Wie schier Undenkbares möglich wird
Allein dass Türkis-Grün eine Option geworden ist, zeigt, wie flexibel Politiker, aber auch Wähler sein können.
Versuchen wir, uns ein Jahr zurückzuversetzen und vorzustellen, dass Österreich eine türkisgrüne Bundesregierung bekommen könnte. Am 27. Dezember 2018 wäre das undenkbar gewesen: Türkis-Blau war erst in die Gänge gekommen. Die ÖVP hatte gute, die FPÖ passable Umfragewerte. Beide Parteien passten inhaltlich zusammen. Auf der anderen Seite waren die Grünen nicht einmal im Hohen Haus vertreten. Der Kurs von Sebastian Kurz widersprach ihnen zudem so sehr, dass Bundessprecher Werner Kogler erklärte, dass er „mindestens rechtspopulistisch“sei. Sogar unmittelbar vor der Nationalratswahl stellte er fest, dass Türkis-Grün „ziemlich unwahrscheinlich“sei.

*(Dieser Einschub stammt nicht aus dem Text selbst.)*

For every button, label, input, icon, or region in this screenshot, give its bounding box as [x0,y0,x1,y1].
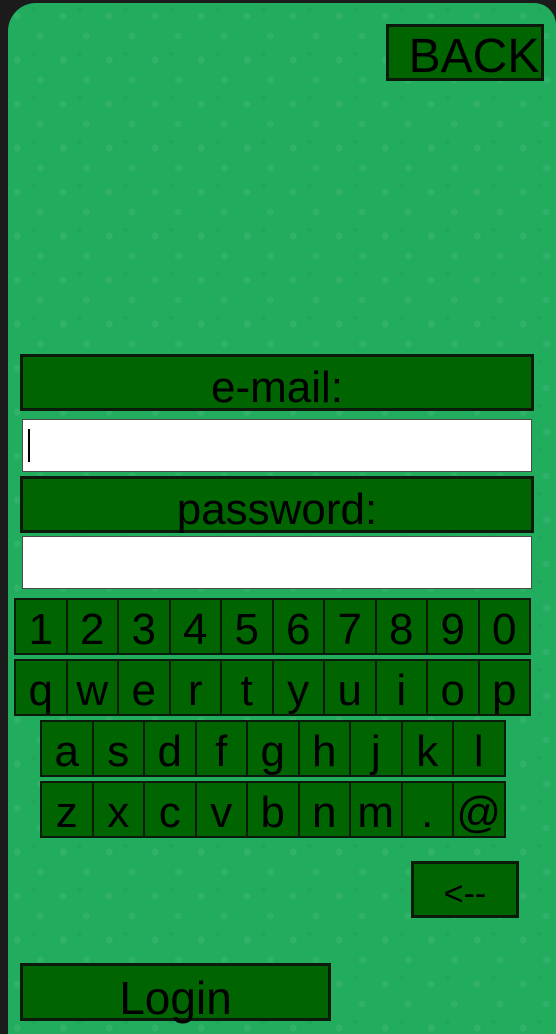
key-2[interactable]: 2 [65,598,119,655]
key-a[interactable]: a [40,720,94,777]
key-3[interactable]: 3 [117,598,171,655]
key-c[interactable]: c [143,781,197,838]
key-n[interactable]: n [297,781,351,838]
email-label: e-mail: [20,354,534,412]
key-m[interactable]: m [349,781,403,838]
key-t[interactable]: t [220,659,274,716]
key-u[interactable]: u [323,659,377,716]
key-k[interactable]: k [400,720,454,777]
keyboard-row-middle: a s d f g h j k l [40,720,506,777]
key-1[interactable]: 1 [14,598,68,655]
key-v[interactable]: v [194,781,248,838]
key-d[interactable]: d [143,720,197,777]
key-w[interactable]: w [65,659,119,716]
backspace-button[interactable]: <-- [411,861,519,918]
key-x[interactable]: x [91,781,145,838]
key-e[interactable]: e [117,659,171,716]
key-period[interactable]: . [400,781,454,838]
key-6[interactable]: 6 [271,598,325,655]
key-9[interactable]: 9 [426,598,480,655]
key-at[interactable]: @ [452,781,506,838]
key-p[interactable]: p [477,659,531,716]
key-4[interactable]: 4 [168,598,222,655]
back-button[interactable]: BACK [386,24,544,83]
text-cursor [28,429,30,462]
key-y[interactable]: y [271,659,325,716]
keyboard-row-bottom: z x c v b n m . @ [40,781,506,838]
key-8[interactable]: 8 [374,598,428,655]
key-g[interactable]: g [246,720,300,777]
password-label: password: [20,476,534,534]
key-l[interactable]: l [452,720,506,777]
key-7[interactable]: 7 [323,598,377,655]
key-i[interactable]: i [374,659,428,716]
key-h[interactable]: h [297,720,351,777]
key-o[interactable]: o [426,659,480,716]
key-q[interactable]: q [14,659,68,716]
key-r[interactable]: r [168,659,222,716]
login-button[interactable]: Login [20,963,331,1024]
key-0[interactable]: 0 [477,598,531,655]
key-s[interactable]: s [91,720,145,777]
password-field[interactable] [22,536,532,589]
key-b[interactable]: b [246,781,300,838]
email-field[interactable] [22,419,532,472]
key-j[interactable]: j [349,720,403,777]
key-5[interactable]: 5 [220,598,274,655]
key-f[interactable]: f [194,720,248,777]
login-screen: BACK e-mail: password: 1 2 3 4 5 6 7 8 9… [8,3,556,1034]
key-z[interactable]: z [40,781,94,838]
keyboard-row-digits: 1 2 3 4 5 6 7 8 9 0 [14,598,531,655]
keyboard-row-top: q w e r t y u i o p [14,659,531,716]
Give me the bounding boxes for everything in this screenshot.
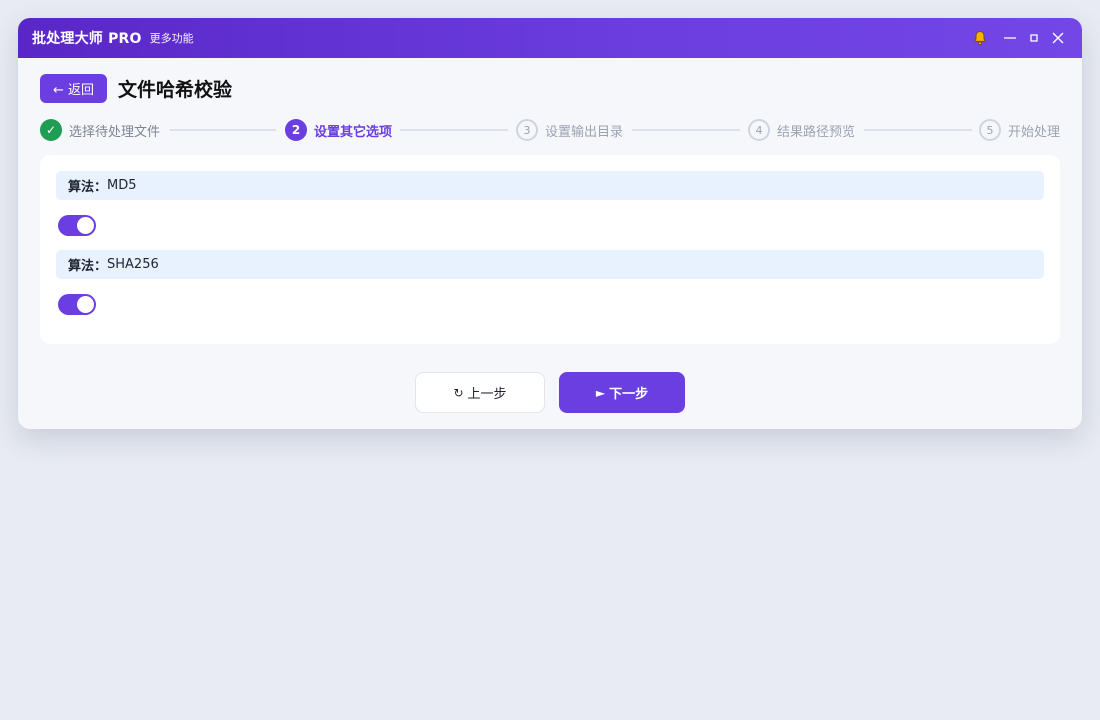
app-window: 批处理大师 PRO 更多功能 ← 返回 文件哈希校验 ✓ 选择待处理文件 2 设…: [18, 18, 1082, 429]
md5-toggle[interactable]: [58, 214, 96, 236]
play-icon: ►: [595, 385, 606, 400]
step-4[interactable]: 4 结果路径预览: [748, 119, 855, 141]
check-icon: ✓: [40, 119, 62, 141]
next-step-label: 下一步: [609, 387, 649, 402]
step-label: 选择待处理文件: [69, 124, 161, 140]
options-card: 算法： MD5 算法： SHA256: [40, 155, 1060, 344]
title-bar: 批处理大师 PRO 更多功能: [18, 18, 1082, 58]
prev-step-button[interactable]: ↻ 上一步: [415, 372, 545, 413]
step-2[interactable]: 2 设置其它选项: [285, 119, 392, 141]
step-number: 2: [285, 119, 307, 141]
step-connector: [632, 129, 740, 131]
algorithm-key: 算法：: [68, 180, 108, 195]
algorithm-key: 算法：: [68, 259, 108, 274]
algorithm-label-md5: 算法： MD5: [56, 171, 1044, 200]
step-number: 4: [748, 119, 770, 141]
step-label: 结果路径预览: [777, 124, 856, 140]
step-label: 开始处理: [1008, 124, 1061, 140]
more-features-link[interactable]: 更多功能: [150, 30, 194, 46]
toggle-knob: [77, 216, 94, 234]
step-number: 3: [516, 119, 538, 141]
bell-icon[interactable]: [968, 26, 992, 50]
step-5[interactable]: 5 开始处理: [979, 119, 1060, 141]
algorithm-label-sha256: 算法： SHA256: [56, 250, 1044, 279]
next-step-button[interactable]: ► 下一步: [559, 372, 685, 413]
prev-step-label: 上一步: [467, 387, 507, 402]
step-3[interactable]: 3 设置输出目录: [516, 119, 623, 141]
step-1[interactable]: ✓ 选择待处理文件: [40, 119, 160, 141]
algorithm-value: SHA256: [107, 257, 159, 272]
step-connector: [400, 129, 508, 131]
wizard-stepper: ✓ 选择待处理文件 2 设置其它选项 3 设置输出目录 4 结果路径预览 5 开…: [40, 119, 1060, 141]
algorithm-value: MD5: [107, 178, 137, 193]
step-connector: [864, 129, 972, 131]
back-button[interactable]: ← 返回: [40, 74, 108, 103]
undo-icon: ↻: [453, 385, 464, 400]
step-number: 5: [979, 119, 1001, 141]
step-label: 设置其它选项: [314, 124, 393, 140]
minimize-icon[interactable]: [998, 26, 1022, 50]
step-label: 设置输出目录: [545, 124, 624, 140]
app-title: 批处理大师 PRO: [32, 31, 142, 47]
maximize-icon[interactable]: [1022, 26, 1046, 50]
page-title: 文件哈希校验: [118, 79, 233, 101]
main-content: ← 返回 文件哈希校验 ✓ 选择待处理文件 2 设置其它选项 3 设置输出目录 …: [18, 58, 1082, 344]
step-connector: [170, 129, 276, 131]
sha256-toggle[interactable]: [58, 293, 96, 315]
close-icon[interactable]: [1046, 26, 1070, 50]
page-header: ← 返回 文件哈希校验: [40, 74, 1060, 103]
toggle-knob: [77, 295, 94, 313]
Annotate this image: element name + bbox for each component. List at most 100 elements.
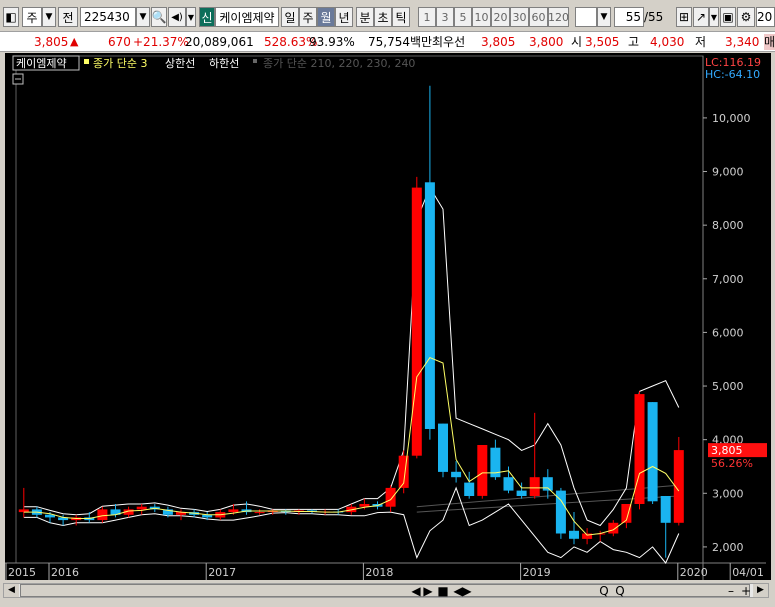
legend-stock-name: 케이엠제약 bbox=[16, 56, 67, 70]
current-price-label: 3,805 bbox=[711, 444, 743, 457]
legend-ma-swatch bbox=[84, 59, 89, 64]
stock-name: 케이엠제약 bbox=[219, 10, 275, 25]
grid-icon[interactable]: ⊞ bbox=[676, 7, 692, 27]
price-change: 670 bbox=[108, 35, 131, 49]
best-ask: 3,805 bbox=[481, 35, 516, 49]
turnover-ratio: 93.93% bbox=[309, 35, 355, 49]
x-tick-label: 04/01 bbox=[732, 566, 764, 579]
candle-body bbox=[438, 423, 448, 472]
candle-body bbox=[608, 522, 619, 534]
candle-body bbox=[411, 187, 422, 456]
candle-body bbox=[424, 182, 435, 429]
chart-window: ◧ 주 ▼ 전 225430 ▼ 🔍 ◀) ▼ 신 케이엠제약 ▼ 55 /55… bbox=[0, 0, 775, 607]
legend-extra-swatch bbox=[253, 59, 257, 63]
candle-body bbox=[254, 512, 265, 514]
y-tick-label: 8,000 bbox=[712, 219, 744, 232]
candle-body bbox=[529, 477, 540, 496]
stock-code-input[interactable]: 225430 bbox=[80, 7, 136, 27]
period-button-3[interactable]: 년 bbox=[335, 7, 353, 27]
interval-button-0[interactable]: 1 bbox=[418, 7, 436, 27]
count-input[interactable]: 55 bbox=[614, 7, 644, 27]
high-price: 4,030 bbox=[650, 35, 685, 49]
tools-dropdown-icon[interactable]: ▼ bbox=[709, 7, 719, 27]
period-button-5[interactable]: 초 bbox=[374, 7, 392, 27]
x-tick-label: 2017 bbox=[208, 566, 236, 579]
plot-frame bbox=[15, 55, 704, 564]
x-tick-label: 2018 bbox=[365, 566, 393, 579]
gear-icon[interactable]: ⚙ bbox=[737, 7, 755, 27]
fwd-control-icon[interactable]: ▶ bbox=[461, 584, 473, 598]
x-tick-label: 2020 bbox=[680, 566, 708, 579]
date-field[interactable]: 20 bbox=[756, 7, 775, 27]
scroll-thumb[interactable] bbox=[20, 584, 750, 597]
current-price: 3,805 bbox=[34, 35, 69, 49]
interval-button-5[interactable]: 30 bbox=[510, 7, 529, 27]
y-tick-label: 2,000 bbox=[712, 541, 744, 554]
interval-button-6[interactable]: 60 bbox=[529, 7, 548, 27]
search-icon[interactable]: 🔍 bbox=[151, 7, 167, 27]
count-total-label: /55 bbox=[644, 10, 664, 24]
window-menu-icon[interactable]: ◧ bbox=[3, 7, 19, 27]
prev-control-icon[interactable]: ◀ bbox=[410, 584, 422, 598]
interval-button-2[interactable]: 5 bbox=[454, 7, 472, 27]
best-bid: 3,800 bbox=[529, 35, 564, 49]
zoom-in-control-icon[interactable]: Q bbox=[598, 584, 610, 598]
lower-band-line bbox=[23, 486, 680, 564]
date-field-text: 20 bbox=[757, 10, 773, 24]
interval-button-4[interactable]: 20 bbox=[491, 7, 510, 27]
x-tick-label: 2015 bbox=[8, 566, 36, 579]
chart-svg[interactable]: 2,0003,0004,0005,0006,0007,0008,0009,000… bbox=[5, 53, 771, 580]
candle-body bbox=[464, 482, 475, 496]
period-button-0[interactable]: 일 bbox=[281, 7, 299, 27]
period-button-4[interactable]: 분 bbox=[356, 7, 374, 27]
period-button-6[interactable]: 틱 bbox=[392, 7, 410, 27]
period-button-2[interactable]: 월 bbox=[317, 7, 335, 27]
minus-control-icon[interactable]: – bbox=[725, 584, 737, 598]
candle-body bbox=[97, 509, 108, 521]
interval-custom-field[interactable] bbox=[575, 7, 597, 27]
price-chart[interactable]: 2,000 3,000 4,000 5,000 6,000 7,000 8,000 9,000… bbox=[5, 53, 771, 580]
speaker-dropdown-icon[interactable]: ▼ bbox=[186, 7, 196, 27]
interval-button-3[interactable]: 10 bbox=[472, 7, 491, 27]
change-percent: +21.37% bbox=[133, 35, 189, 49]
plus-control-icon[interactable]: + bbox=[740, 584, 752, 598]
y-tick-label: 9,000 bbox=[712, 166, 744, 179]
save-icon[interactable]: ▣ bbox=[720, 7, 736, 27]
zoom-out-control-icon[interactable]: Q bbox=[614, 584, 626, 598]
market-dropdown-icon[interactable]: ▼ bbox=[42, 7, 56, 27]
best-ask-label: 최우선 bbox=[432, 35, 466, 49]
upper-band-line bbox=[23, 186, 680, 527]
x-tick-label: 2019 bbox=[523, 566, 551, 579]
scroll-left-icon[interactable]: ◀ bbox=[4, 584, 19, 597]
volume: 20,089,061 bbox=[185, 35, 254, 49]
speaker-icon[interactable]: ◀) bbox=[168, 7, 186, 27]
prev-label: 전 bbox=[62, 10, 74, 25]
code-dropdown-icon[interactable]: ▼ bbox=[136, 7, 150, 27]
interval-button-7[interactable]: 120 bbox=[548, 7, 569, 27]
quote-bar: 3,805 ▲ 670 +21.37% 20,089,061 528.63% 9… bbox=[0, 32, 775, 52]
low-price: 3,340 bbox=[725, 35, 760, 49]
market-type-label: 주 bbox=[26, 10, 38, 25]
next-control-icon[interactable]: ▶ bbox=[422, 584, 434, 598]
candle-body bbox=[136, 506, 147, 510]
candle-body bbox=[477, 445, 488, 496]
low-label: 저 bbox=[695, 35, 707, 49]
period-button-1[interactable]: 주 bbox=[299, 7, 317, 27]
interval-button-1[interactable]: 3 bbox=[436, 7, 454, 27]
new-badge: 신 bbox=[199, 7, 215, 27]
x-tick-label: 2016 bbox=[51, 566, 79, 579]
y-tick-label: 10,000 bbox=[712, 112, 751, 125]
trade-amount: 75,754백만 bbox=[368, 35, 433, 49]
candle-body bbox=[503, 477, 514, 491]
candle-body bbox=[647, 402, 658, 502]
chart-tools-icon[interactable]: ↗ bbox=[693, 7, 709, 27]
interval-dropdown-icon[interactable]: ▼ bbox=[597, 7, 611, 27]
hc-label: HC:-64.10 bbox=[705, 68, 760, 81]
stop-control-icon[interactable]: ■ bbox=[437, 584, 449, 598]
legend-lower-label: 하한선 bbox=[209, 56, 239, 70]
scroll-right-icon[interactable]: ▶ bbox=[753, 584, 768, 597]
horizontal-scrollbar[interactable]: ◀ ▶ bbox=[3, 583, 769, 598]
prev-button[interactable]: 전 bbox=[58, 7, 78, 27]
candle-body bbox=[569, 530, 579, 539]
market-type-select[interactable]: 주 bbox=[22, 7, 42, 27]
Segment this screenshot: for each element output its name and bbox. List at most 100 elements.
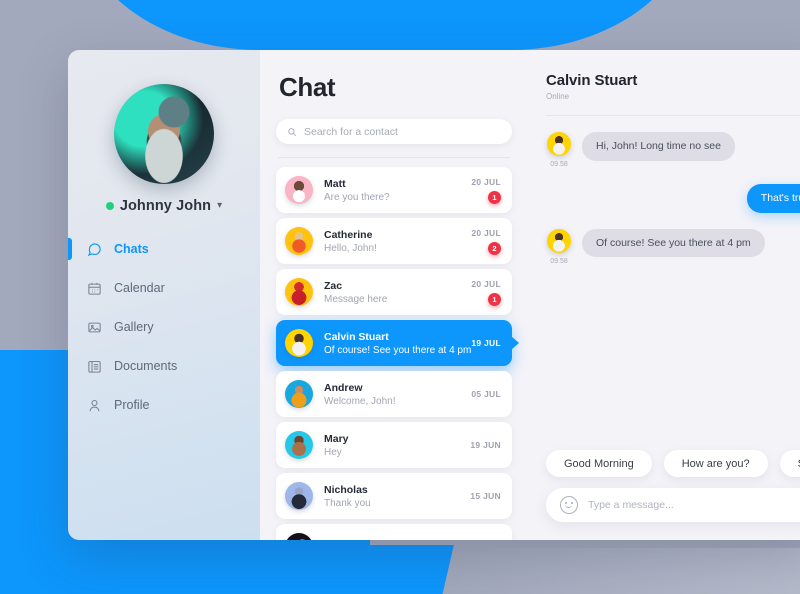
quick-reply-chip[interactable]: Good Morning <box>546 450 652 477</box>
message-incoming: 09.58 Hi, John! Long time no see <box>546 132 800 168</box>
selection-tail <box>511 336 519 350</box>
list-item[interactable]: Zac Message here 20 JUL 1 <box>276 269 512 315</box>
sidebar-profile[interactable]: Johnny John ▾ <box>68 84 260 214</box>
contact-avatar <box>285 329 313 357</box>
contact-avatar <box>285 482 313 510</box>
app-window: Johnny John ▾ Chats Calendar Gallery Doc… <box>68 50 800 540</box>
contact-avatar <box>285 278 313 306</box>
chat-list-panel: Chat Search for a contact Matt Are you t… <box>260 50 528 540</box>
conversation-panel: Calvin Stuart Online 09.58 Hi, John! Lon… <box>528 50 800 540</box>
avatar[interactable] <box>114 84 214 184</box>
sidebar-item-chats[interactable]: Chats <box>68 236 260 262</box>
sidebar: Johnny John ▾ Chats Calendar Gallery Doc… <box>68 50 260 540</box>
message-preview: Hello, John! <box>324 242 377 254</box>
sidebar-item-label: Chats <box>114 242 149 256</box>
list-item-text: Catherine Hello, John! <box>324 229 471 254</box>
list-item[interactable]: Nicholas Thank you 15 JUN <box>276 473 512 519</box>
message-date: 05 JUL <box>471 389 501 399</box>
image-icon <box>87 320 102 335</box>
message-input-placeholder: Type a message... <box>588 499 674 511</box>
active-indicator-bar <box>68 238 72 260</box>
page-title: Chat <box>279 72 336 102</box>
contact-avatar <box>285 533 313 540</box>
message-timestamp: 09.58 <box>550 161 568 168</box>
online-status-dot <box>105 202 114 210</box>
list-item-text: Zac Message here <box>324 280 471 305</box>
quick-reply-bar: Good Morning How are you? S <box>546 450 800 488</box>
sidebar-item-profile[interactable]: Profile <box>68 392 260 418</box>
chat-bubble-icon <box>87 242 102 257</box>
list-item[interactable]: Dave 20 JUN <box>276 524 512 540</box>
list-item-meta: 05 JUL <box>471 389 501 399</box>
message-incoming: 09.58 Of course! See you there at 4 pm <box>546 228 800 265</box>
message-avatar-wrap: 09.58 <box>546 228 572 265</box>
message-date: 19 JUL <box>471 338 501 348</box>
message-date: 20 JUL <box>471 176 501 187</box>
smiley-face-icon[interactable] <box>560 496 578 514</box>
list-item-meta: 19 JUN <box>470 440 501 450</box>
list-item-meta: 20 JUL 1 <box>471 177 501 204</box>
message-date: 20 JUL <box>471 278 501 289</box>
sidebar-item-label: Documents <box>114 359 178 373</box>
list-item-text: Andrew Welcome, John! <box>324 382 471 407</box>
message-avatar-wrap: 09.58 <box>546 132 572 168</box>
decor-blue-shape-bottom <box>0 545 454 594</box>
sidebar-item-gallery[interactable]: Gallery <box>68 314 260 340</box>
list-item[interactable]: Mary Hey 19 JUN <box>276 422 512 468</box>
profile-name: Johnny John <box>119 198 212 214</box>
message-thread: 09.58 Hi, John! Long time no see That's … <box>546 116 800 450</box>
message-date: 15 JUN <box>470 491 501 501</box>
message-avatar <box>547 132 571 156</box>
list-item-meta: 20 JUL 2 <box>471 228 501 255</box>
message-bubble: That's true, Calvin! <box>746 184 800 213</box>
contact-avatar <box>285 431 313 459</box>
profile-name-row[interactable]: Johnny John ▾ <box>68 198 260 214</box>
sidebar-item-calendar[interactable]: Calendar <box>68 275 260 301</box>
list-item[interactable]: Catherine Hello, John! 20 JUL 2 <box>276 218 512 264</box>
conversation-list[interactable]: Matt Are you there? 20 JUL 1 Catherine H… <box>276 167 519 540</box>
contact-name: Catherine <box>324 228 373 241</box>
message-input[interactable]: Type a message... <box>546 488 800 522</box>
message-preview: Message here <box>324 293 388 305</box>
conversation-contact-name: Calvin Stuart <box>546 72 638 89</box>
message-preview: Hey <box>324 446 342 458</box>
contact-name: Mary <box>324 432 349 445</box>
chevron-down-icon[interactable]: ▾ <box>217 201 222 211</box>
message-outgoing: That's true, Calvin! <box>546 184 800 213</box>
contact-name: Nicholas <box>324 483 368 496</box>
quick-reply-chip[interactable]: S <box>779 450 800 477</box>
message-avatar <box>547 228 571 253</box>
sidebar-item-label: Calendar <box>114 281 165 295</box>
contact-avatar <box>285 380 313 408</box>
message-preview: Welcome, John! <box>324 395 396 407</box>
message-bubble: Of course! See you there at 4 pm <box>582 228 765 258</box>
search-input[interactable]: Search for a contact <box>276 119 512 144</box>
list-item-text: Calvin Stuart Of course! See you there a… <box>324 331 471 356</box>
list-item[interactable]: Andrew Welcome, John! 05 JUL <box>276 371 512 417</box>
unread-badge: 1 <box>488 292 501 306</box>
message-bubble: Hi, John! Long time no see <box>582 132 735 161</box>
list-item-meta: 15 JUN <box>470 491 501 501</box>
contact-avatar <box>285 176 313 204</box>
list-item-text: Mary Hey <box>324 433 470 458</box>
sidebar-item-documents[interactable]: Documents <box>68 353 260 379</box>
search-icon <box>288 127 297 136</box>
list-item[interactable]: Matt Are you there? 20 JUL 1 <box>276 167 512 213</box>
screenshot-canvas: Johnny John ▾ Chats Calendar Gallery Doc… <box>0 0 800 594</box>
sidebar-item-label: Gallery <box>114 320 154 334</box>
list-item-meta: 19 JUL <box>471 338 501 348</box>
list-divider <box>278 157 510 158</box>
calendar-icon <box>87 281 102 296</box>
quick-reply-chip[interactable]: How are you? <box>663 450 768 477</box>
list-item-text: Nicholas Thank you <box>324 484 470 509</box>
message-date: 19 JUN <box>470 440 501 450</box>
message-date: 20 JUL <box>471 227 501 238</box>
conversation-contact-status: Online <box>546 92 570 101</box>
message-preview: Thank you <box>324 497 371 509</box>
list-item-selected[interactable]: Calvin Stuart Of course! See you there a… <box>276 320 519 366</box>
message-preview: Are you there? <box>324 191 390 203</box>
person-icon <box>87 398 102 413</box>
sidebar-item-label: Profile <box>114 398 150 412</box>
search-placeholder: Search for a contact <box>304 125 398 138</box>
contact-avatar <box>285 227 313 255</box>
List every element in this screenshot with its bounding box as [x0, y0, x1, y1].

All das beruhte auf Gegenseitigkeit: „Es kann ja nicht sein, dass unsere Kinder nach Wean fahren und als Grüne zurückkommen“, sagte ÖVP-Klubobmann August Wöginger auf einer Wahlveranstaltung in Ried im Innkreis. Die Botschaft: Die Grünen sind die Letzten.
Vor diesem Hintergrund ist es bemerkenswert, dass ÖVP und Grüne bei den Koalitionsverhandlungen schon so weit gekommen sind, ohne in eine veritable Krise zu stürzen. Gerade im Falle der neuen Volkspartei ist das nicht selbstverständlich: Sie hat die jüngste Nationalratswahl mit einer „ordentlichen Mitterechts-Politik“(Kurz) gewonnen und setzt sich heute zu einem Drittel aus ehemaligen Anhängern von FPÖ, BZÖ und Team Stronach zusammen. Da verkörpern die Grünen wirklich eine ganz andere Welt.
Wir lernen jedoch, wie schier Undenkbares möglich werden kann: Politiker und Wähler sind beweglich. Schon aus den SORA-Wahltagsbefragungen lässt sich herauslesen, dass die ÖVP-Wähler heute ganz andere Probleme sehen als bei der Nationalratswahl 2017: Nicht mehr Asyl und Soziales stehen ganz vorn, sondern Gesundheit und Wirtschaft. Auch Sebastian Kurz hat seine Agenda umgebaut: Statt „Schließung der Flüchtlingsrouten“steht „Bewältigung der Wirtschaftsflaute“an der Spitze. Das ist ein wichtiger Punkt: Mit Wirtschaftspolitik ließ sich in den vergangenen Wochen eher eine Gesprächsgrundlage mit den Grünen finden als mit der bisherigen Flüchtlingspolitik; mit ihr wäre wohl nichts gegangen, da sind die Differenzen viel zu groß.
Parallel dazu ist auch die öffentliche Meinung gekippt; und zwar zugunsten einer türkis-grünen Koalition: Bis zum Wahltag war die Frage nach dieser Variante eher theoretisch und fand auch von daher kaum Zustimmung. Seither hat sich nicht nur eine Mehrheit im Nationalrat dafür ergeben; auch die Alternativen (Türkis-Blau, Türkis-Rot) haben sich aufgelöst. Sprich: Neben einer Minderheitsregierung ist am 27. Dezember 2019 eigentlich nur noch Türkis-Grün möglich.